Who hasn’t felt, when in the throes of passionate love, just a little unbalanced, maybe even not-so-slightly lunatic? And who hasn’t felt a little spiritually strangled, mentally manacled by the obsessive love of another? And which of us hasn’t done something dreadful from which we’ve spent significant psychic energy trying to escape in an aimless journey down the river of denial, perhaps eventually committing to a series of actions aimed at expatiating this perceived sin, all the while secretly convinced of a personal unworthiness of complete catharsis?

Hmmm… okay, maybe not. Still, hang with me for a while on this, okay?

I guess the reason that Tie Me Up! Tie Me Down!, Spanish director-farceur Pedro Almodovar’s dark sex farce, remains a constant source of delight throughout its 100 minutes, and in the years since its 1990 release is its consistently relevant, deliriously provocative and giddily perverse exploration of the off-kilter and cruel-to-be-kind world of obsessive love.

This movie’s focus is almost entirely on the disturbing relationship that develops between recently released mental patient Ricky (Antonio Banderas) and drug addict/one time porno star with “legit” thespian ambitions Marina (Victoria Abril).

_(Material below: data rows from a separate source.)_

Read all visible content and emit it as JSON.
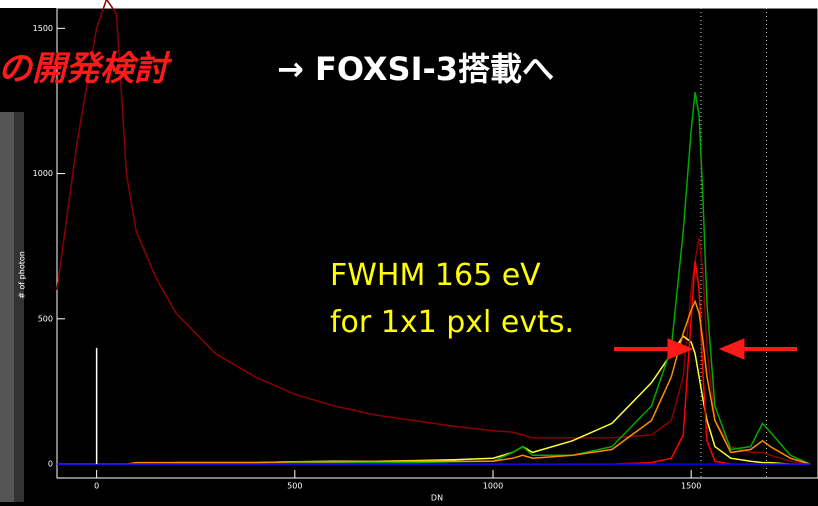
{
  "chart_data": {
    "type": "line",
    "title_red": "の開発検討",
    "title_white": "→ FOXSI-3搭載へ",
    "ylabel": "# of photon",
    "xlabel": "DN",
    "annotations": [
      "FWHM 165 eV",
      "for 1x1 pxl evts."
    ],
    "xlim": [
      -100,
      1820
    ],
    "ylim": [
      -48,
      1570
    ],
    "xticks": [
      0,
      500,
      1000,
      1500
    ],
    "yticks": [
      0,
      500,
      1000,
      1500
    ],
    "vlines": [
      1525,
      1690
    ],
    "x": [
      -100,
      -50,
      0,
      25,
      50,
      75,
      100,
      150,
      200,
      300,
      400,
      500,
      600,
      700,
      800,
      900,
      1000,
      1050,
      1075,
      1100,
      1200,
      1300,
      1400,
      1450,
      1480,
      1500,
      1510,
      1520,
      1530,
      1540,
      1560,
      1600,
      1650,
      1680,
      1700,
      1750,
      1800
    ],
    "series": [
      {
        "color": "#8b0000",
        "values": [
          600,
          1100,
          1500,
          1600,
          1550,
          1000,
          800,
          640,
          520,
          380,
          300,
          240,
          200,
          170,
          150,
          130,
          115,
          110,
          100,
          90,
          90,
          90,
          100,
          150,
          300,
          600,
          700,
          780,
          650,
          400,
          150,
          60,
          40,
          40,
          30,
          10,
          0
        ]
      },
      {
        "color": "#ffff33",
        "values": [
          0,
          0,
          0,
          0,
          0,
          0,
          0,
          0,
          5,
          5,
          5,
          8,
          10,
          10,
          12,
          15,
          20,
          40,
          60,
          40,
          80,
          140,
          280,
          380,
          440,
          420,
          380,
          300,
          220,
          150,
          60,
          20,
          10,
          5,
          5,
          0,
          0
        ]
      },
      {
        "color": "#00aa00",
        "values": [
          0,
          0,
          0,
          0,
          0,
          0,
          0,
          0,
          5,
          5,
          5,
          5,
          5,
          5,
          5,
          8,
          10,
          40,
          60,
          30,
          30,
          60,
          200,
          400,
          800,
          1150,
          1280,
          1200,
          900,
          550,
          200,
          50,
          60,
          140,
          110,
          30,
          0
        ]
      },
      {
        "color": "#ff0000",
        "values": [
          0,
          0,
          0,
          0,
          0,
          0,
          0,
          0,
          0,
          0,
          0,
          0,
          0,
          0,
          0,
          0,
          0,
          0,
          0,
          0,
          0,
          0,
          5,
          20,
          100,
          500,
          700,
          600,
          300,
          80,
          10,
          0,
          0,
          0,
          0,
          0,
          0
        ]
      },
      {
        "color": "#ff8c00",
        "values": [
          0,
          0,
          0,
          0,
          0,
          0,
          5,
          5,
          5,
          5,
          5,
          8,
          8,
          10,
          10,
          10,
          10,
          20,
          30,
          20,
          30,
          50,
          150,
          300,
          450,
          530,
          560,
          520,
          420,
          300,
          150,
          40,
          50,
          80,
          60,
          20,
          0
        ]
      },
      {
        "color": "#0000ff",
        "values": [
          0,
          0,
          0,
          0,
          0,
          0,
          0,
          0,
          0,
          0,
          0,
          0,
          0,
          0,
          0,
          0,
          0,
          0,
          0,
          0,
          0,
          0,
          0,
          0,
          0,
          0,
          0,
          0,
          0,
          0,
          0,
          0,
          0,
          0,
          0,
          0,
          0
        ]
      },
      {
        "color": "#ffffff",
        "values": [
          null,
          null,
          400,
          null,
          null,
          null,
          null,
          null,
          null,
          null,
          null,
          null,
          null,
          null,
          null,
          null,
          null,
          null,
          null,
          null,
          null,
          null,
          null,
          null,
          null,
          null,
          null,
          null,
          null,
          null,
          null,
          null,
          null,
          null,
          null,
          null,
          null
        ]
      }
    ]
  }
}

Indeed, a big part of the film’s appeal is the nature of Almodovar’s fearlessness; he tackles clichés, like those implicit in this Madonna-whore treatment of Marina, in order to turn them on their collective heads and force us to face our own comfortable preconceptions. Ricky, a slightly lunatic Lothario, has become obsessed with Marina, and decides that the best way to convince her to return his love is to kidnap her in her own home then tie her to her bed. “I’ll never love you, ever,” she quite plausibly asserts. “We’ll see,” retorts Ricky.

And man, do we ever. See, that is. The “evolution” of their relationship, which challenges the audience’s comfortable middle-class comfort zones with regard to love and sexuality, is as visually exciting as it is intellectually and emotionally brave. The film is explicit, not just in its sex scenes, but its emotional honesty, as we struggle to understand these fragile, remarkable characters caught in an extraordinary love story, whose bonds of love are the ties that bind. Central to this film’s success is not only Almodovar’s uncompromising adherence to this tightrope vision, where he treads delicately between moments of giddy farce and then challenges us with dark scenes that threaten emotional and intellectual revulsion, but also a pair of no-holds-barred bravura performances in the lead roles. The charismatic Banderas, whose Ricky is the definition of dangerous and alluring Latino sexuality, and the pouty and sensuous Abril, whose Marina is both alluring and dangerous, deliver performances that are almost unsettlingly unselfconscious.

Tie Me Up! Tie Me Down! is a film that won’t sit easily with a lot of people whose comfortable lives are built around Hallmark-like assumptions about the “niceness” of love. But for the rest of us, the film offers a delightfully twisted romp through the darkness visible in the recesses of our libido.